We acknowledge some limitations of our study. First, it is a single-center study with a limited sample size. Therefore, the findings cannot be directly generalized for all sepsis patients. However, the interdependencies between our novel variables and their associations with clinical variables remained significant after multiple adjustments and additional sensitivity analyses. Second, this study was neither designed nor powered to test the performance of novel variables for outcome prediction. However, our findings add interesting new aspects to the lively field of intravital microscopy research. Further longitudinal studies are needed to evaluate the MVHS for outcome prediction. Third, since all calculations are ultimately based on the flow properties of RBCs, we can only analyze microvessels in which a minimal number of RBCs are present and the predefined quality criteria are met. Vessels without RBCs or invalid vascular segments are therefore not detected by the software. That could have an impact not only on the density calculations, but also on the estimation of the PBR, as severely affected capillaries might not be accessible to RBCs anymore. However, past studies have shown, that the average PBR (4–25 µm) of healthy and septic subjects measured in vivo correlates excellently with the decrease in glycocalyx thickness of endothelial cells after incubation with the concordant serum samples, further supporting the accuracy of PBR values. Fourth, technical limitations, as, e.g., pressure artifacts or low spatial resolution might have affected the results.
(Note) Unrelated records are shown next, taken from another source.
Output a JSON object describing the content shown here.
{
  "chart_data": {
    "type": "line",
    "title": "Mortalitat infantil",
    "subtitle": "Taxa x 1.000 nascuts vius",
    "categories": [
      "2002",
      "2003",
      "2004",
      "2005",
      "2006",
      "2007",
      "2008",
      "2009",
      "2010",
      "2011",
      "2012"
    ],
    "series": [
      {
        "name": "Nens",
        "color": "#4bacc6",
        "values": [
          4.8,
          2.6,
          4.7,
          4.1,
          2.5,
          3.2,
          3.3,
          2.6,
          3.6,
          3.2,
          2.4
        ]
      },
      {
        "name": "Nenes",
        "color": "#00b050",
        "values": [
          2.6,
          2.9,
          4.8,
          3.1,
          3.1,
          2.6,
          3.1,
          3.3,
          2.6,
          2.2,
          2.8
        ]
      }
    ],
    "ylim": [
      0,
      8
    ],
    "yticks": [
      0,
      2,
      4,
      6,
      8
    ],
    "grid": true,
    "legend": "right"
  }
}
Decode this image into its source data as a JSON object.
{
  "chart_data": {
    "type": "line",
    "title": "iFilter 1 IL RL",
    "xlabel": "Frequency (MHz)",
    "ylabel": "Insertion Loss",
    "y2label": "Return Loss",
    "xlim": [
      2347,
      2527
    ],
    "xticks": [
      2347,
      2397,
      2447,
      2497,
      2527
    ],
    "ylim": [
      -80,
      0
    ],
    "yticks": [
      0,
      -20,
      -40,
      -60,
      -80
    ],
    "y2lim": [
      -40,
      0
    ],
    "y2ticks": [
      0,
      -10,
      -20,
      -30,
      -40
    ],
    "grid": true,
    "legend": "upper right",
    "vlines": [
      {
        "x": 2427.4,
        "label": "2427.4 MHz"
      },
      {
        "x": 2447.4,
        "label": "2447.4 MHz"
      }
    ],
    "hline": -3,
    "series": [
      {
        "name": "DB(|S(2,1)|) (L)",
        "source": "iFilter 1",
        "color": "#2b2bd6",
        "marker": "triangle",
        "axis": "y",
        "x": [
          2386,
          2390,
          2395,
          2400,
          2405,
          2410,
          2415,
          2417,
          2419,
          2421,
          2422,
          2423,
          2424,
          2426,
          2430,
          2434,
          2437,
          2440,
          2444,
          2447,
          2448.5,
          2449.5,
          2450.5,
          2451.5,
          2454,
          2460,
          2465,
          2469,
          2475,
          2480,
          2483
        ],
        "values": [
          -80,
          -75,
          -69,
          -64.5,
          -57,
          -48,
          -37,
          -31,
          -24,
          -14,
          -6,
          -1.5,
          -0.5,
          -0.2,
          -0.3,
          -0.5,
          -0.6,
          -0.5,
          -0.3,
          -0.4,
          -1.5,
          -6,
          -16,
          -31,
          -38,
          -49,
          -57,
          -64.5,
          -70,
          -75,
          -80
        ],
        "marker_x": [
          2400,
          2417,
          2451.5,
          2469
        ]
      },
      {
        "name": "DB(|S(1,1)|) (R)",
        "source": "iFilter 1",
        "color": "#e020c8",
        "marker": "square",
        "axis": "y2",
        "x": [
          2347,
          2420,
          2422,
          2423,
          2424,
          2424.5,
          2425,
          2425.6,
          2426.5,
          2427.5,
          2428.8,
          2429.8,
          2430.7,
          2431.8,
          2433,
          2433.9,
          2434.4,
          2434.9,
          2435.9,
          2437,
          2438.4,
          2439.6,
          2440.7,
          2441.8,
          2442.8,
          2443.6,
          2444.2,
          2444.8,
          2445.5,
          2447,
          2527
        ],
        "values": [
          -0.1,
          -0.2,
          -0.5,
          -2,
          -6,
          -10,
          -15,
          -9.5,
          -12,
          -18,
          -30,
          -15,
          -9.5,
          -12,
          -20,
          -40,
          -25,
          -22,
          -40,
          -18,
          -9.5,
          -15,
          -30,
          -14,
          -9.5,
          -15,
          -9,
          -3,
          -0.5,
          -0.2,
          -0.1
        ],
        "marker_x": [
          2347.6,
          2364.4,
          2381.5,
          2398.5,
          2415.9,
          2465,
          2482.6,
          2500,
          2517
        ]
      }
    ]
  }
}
However, all measurements were performed by only one very experienced investigator specially trained to avoid pressure artifacts. Moreover, the camera has a sufficiently high resolution.

Conclusion and outlook

We used a highly differentiated analysis to quantify RBC dynamics in sublingual microvessels and found that taking the interdependence between capillary blood volume, capillary recruitment and PBR into account, is key to better understand microvascular dysfunction in sepsis. The MVHSdynamic reflects an impairment of very small capillaries and has a broad bandwidth to detect microvascular dysfunction in critically ill patients. Future clinical studies should evaluate the prognostic value of MVHS in sepsis.